Depois dos 12 primeiros, vem um período bem curtinho que é a chamada pré -adolescência, que vai até mais ou menos apenas dois anos, que também não nos importa muito a não ser pela pressa para se chegar aos chamados "inte". Estes, mais longos, duram dez anos e importam muito. Neles queremos fazer tudo acontecer.
Em seguida vem os "inta", mais dez anos importantíssimos, e nele nos regalamos meio temerosos às vésperas de entrar nos "enta", e esses, sim, são mesmo os mais longos, mais plenos e mais produtivos de nossas vidas e duram, pasmemo-nos, podem durar até 60 anos.
É nesses "enta" que, queiramos ou não, entramos para a grande universidade da vida, de grade curricular imensa e variada, e onde temos professores desde os mais simples, como as crianças, até os mais sábios, com os possíveis mestres da vida que encontrarmos. E nessa universidade não temos férias, não temos reforço, segunda chamada, nem nada disso.

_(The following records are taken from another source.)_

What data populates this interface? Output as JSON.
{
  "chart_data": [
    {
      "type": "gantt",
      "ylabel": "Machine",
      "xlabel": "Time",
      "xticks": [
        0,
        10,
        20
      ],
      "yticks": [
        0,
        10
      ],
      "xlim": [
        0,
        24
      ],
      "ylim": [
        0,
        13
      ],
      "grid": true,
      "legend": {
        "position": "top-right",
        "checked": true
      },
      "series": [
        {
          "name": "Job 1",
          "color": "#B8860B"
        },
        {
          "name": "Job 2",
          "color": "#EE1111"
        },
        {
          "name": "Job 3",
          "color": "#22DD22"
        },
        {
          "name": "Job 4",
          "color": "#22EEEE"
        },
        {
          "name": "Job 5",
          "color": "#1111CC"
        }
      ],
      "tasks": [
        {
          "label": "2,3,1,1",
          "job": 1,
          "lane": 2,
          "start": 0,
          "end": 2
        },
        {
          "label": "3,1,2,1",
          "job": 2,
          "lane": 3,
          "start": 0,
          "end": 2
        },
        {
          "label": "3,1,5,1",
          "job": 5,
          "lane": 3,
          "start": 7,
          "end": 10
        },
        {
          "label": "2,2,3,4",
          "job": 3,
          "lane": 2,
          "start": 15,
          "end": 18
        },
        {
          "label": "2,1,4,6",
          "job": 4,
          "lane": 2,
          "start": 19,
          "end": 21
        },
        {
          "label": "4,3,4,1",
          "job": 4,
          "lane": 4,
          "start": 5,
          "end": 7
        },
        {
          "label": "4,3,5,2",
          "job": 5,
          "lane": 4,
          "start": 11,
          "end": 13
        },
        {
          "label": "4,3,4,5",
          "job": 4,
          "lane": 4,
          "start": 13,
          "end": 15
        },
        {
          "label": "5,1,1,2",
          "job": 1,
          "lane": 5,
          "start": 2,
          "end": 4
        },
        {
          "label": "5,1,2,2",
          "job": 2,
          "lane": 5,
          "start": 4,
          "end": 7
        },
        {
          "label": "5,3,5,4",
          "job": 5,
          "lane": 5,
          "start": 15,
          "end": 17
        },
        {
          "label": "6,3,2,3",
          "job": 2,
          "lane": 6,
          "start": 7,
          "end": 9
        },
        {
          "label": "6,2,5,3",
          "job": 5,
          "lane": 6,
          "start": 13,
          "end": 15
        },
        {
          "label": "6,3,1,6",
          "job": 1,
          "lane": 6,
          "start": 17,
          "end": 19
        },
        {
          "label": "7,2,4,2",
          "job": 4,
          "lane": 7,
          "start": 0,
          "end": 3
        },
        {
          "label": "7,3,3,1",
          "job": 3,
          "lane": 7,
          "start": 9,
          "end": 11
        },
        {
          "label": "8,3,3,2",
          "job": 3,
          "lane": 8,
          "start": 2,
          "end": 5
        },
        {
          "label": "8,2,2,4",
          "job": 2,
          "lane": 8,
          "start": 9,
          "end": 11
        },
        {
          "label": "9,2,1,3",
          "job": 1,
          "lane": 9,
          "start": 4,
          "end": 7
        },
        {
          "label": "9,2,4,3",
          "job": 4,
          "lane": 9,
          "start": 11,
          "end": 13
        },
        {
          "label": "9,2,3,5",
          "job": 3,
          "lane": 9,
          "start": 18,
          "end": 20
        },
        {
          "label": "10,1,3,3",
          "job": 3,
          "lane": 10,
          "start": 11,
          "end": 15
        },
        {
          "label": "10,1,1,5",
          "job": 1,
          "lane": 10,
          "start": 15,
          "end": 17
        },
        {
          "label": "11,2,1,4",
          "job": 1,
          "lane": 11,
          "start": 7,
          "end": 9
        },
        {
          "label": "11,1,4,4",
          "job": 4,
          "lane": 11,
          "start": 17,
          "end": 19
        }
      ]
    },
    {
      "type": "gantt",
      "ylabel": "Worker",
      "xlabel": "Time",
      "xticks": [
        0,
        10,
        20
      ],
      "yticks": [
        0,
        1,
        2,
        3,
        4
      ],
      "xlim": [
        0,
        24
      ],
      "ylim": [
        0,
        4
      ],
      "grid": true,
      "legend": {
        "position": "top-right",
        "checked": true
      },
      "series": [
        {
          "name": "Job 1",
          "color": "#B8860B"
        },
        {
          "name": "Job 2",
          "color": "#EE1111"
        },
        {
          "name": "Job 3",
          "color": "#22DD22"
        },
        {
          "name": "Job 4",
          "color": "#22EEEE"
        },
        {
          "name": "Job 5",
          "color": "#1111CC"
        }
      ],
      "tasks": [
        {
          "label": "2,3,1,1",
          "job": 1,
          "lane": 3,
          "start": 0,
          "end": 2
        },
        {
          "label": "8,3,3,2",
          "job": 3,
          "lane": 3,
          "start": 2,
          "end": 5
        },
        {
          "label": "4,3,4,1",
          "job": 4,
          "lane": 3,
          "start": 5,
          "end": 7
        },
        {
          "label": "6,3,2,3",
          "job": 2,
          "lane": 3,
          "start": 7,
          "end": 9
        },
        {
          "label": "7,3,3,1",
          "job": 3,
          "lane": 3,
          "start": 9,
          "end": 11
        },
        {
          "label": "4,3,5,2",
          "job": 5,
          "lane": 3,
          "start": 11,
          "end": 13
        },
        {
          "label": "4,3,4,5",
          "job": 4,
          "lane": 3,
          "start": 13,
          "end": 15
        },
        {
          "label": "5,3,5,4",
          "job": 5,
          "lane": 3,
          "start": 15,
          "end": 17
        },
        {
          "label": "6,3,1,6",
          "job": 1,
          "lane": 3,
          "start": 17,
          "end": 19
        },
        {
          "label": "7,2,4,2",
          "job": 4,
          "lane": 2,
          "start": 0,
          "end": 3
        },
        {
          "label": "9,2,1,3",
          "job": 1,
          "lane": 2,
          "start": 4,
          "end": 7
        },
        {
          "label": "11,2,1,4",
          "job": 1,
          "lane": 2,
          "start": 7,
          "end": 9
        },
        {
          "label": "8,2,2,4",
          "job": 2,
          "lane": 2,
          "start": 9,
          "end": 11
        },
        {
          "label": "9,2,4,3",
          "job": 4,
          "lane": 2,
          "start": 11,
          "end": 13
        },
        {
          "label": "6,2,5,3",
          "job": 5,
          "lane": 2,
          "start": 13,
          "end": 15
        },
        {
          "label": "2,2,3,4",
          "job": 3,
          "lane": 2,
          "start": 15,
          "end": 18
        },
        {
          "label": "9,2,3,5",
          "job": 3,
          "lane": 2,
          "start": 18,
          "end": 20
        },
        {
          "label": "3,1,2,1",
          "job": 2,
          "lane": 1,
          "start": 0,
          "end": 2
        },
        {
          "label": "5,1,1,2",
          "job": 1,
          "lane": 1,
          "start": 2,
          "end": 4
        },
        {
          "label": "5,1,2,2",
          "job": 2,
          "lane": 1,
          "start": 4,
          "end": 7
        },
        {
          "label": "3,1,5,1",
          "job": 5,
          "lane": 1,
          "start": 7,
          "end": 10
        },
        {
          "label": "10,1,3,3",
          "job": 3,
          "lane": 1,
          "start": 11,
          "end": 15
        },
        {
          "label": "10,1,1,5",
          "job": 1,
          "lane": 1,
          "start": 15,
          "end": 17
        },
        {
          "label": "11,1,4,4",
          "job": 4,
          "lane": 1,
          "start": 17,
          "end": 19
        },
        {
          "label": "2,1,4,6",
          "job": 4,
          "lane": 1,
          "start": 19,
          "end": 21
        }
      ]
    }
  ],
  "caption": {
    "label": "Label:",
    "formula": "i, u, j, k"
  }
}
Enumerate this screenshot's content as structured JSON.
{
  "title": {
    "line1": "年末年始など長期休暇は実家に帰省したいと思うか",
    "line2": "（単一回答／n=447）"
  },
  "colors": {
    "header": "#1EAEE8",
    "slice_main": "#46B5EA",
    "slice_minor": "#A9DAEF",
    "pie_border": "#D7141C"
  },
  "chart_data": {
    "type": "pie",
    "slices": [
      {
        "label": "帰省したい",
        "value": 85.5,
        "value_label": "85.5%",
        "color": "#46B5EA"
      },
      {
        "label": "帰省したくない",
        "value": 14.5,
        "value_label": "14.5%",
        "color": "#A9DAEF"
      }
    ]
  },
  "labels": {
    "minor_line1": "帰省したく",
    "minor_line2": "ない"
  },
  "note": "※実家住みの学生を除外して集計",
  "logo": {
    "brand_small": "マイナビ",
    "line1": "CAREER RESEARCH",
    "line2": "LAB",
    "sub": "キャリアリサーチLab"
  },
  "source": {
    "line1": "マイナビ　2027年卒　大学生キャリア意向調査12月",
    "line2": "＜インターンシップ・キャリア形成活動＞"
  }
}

Ou aprendemos ou aprendemos, não tem desculpa nem arranjo e tudo que foi ensinado um dia nos é cobrado e temos de dar conta do que aprendemos e sofrer as consequências do que deixamos de aprender por falta de atenção.
Como a vida depende da maquininha que a mantem e essa maquininha chamada corpo é perecível, tem prazo de validade, às vezes ela pode falhar até mesmo quando estamos ainda em plenos anos "enta" e então, com a falha da máquina, nossa qualidade de vida decai, até que chegamos ao fim do cronograma de nossas vidas.
E tudo isto, independe de nós, é imutável e perene na vida de todos e de cada um. Feliz Ano Novo seja ele de infância, juventude, inte, inta ou enta.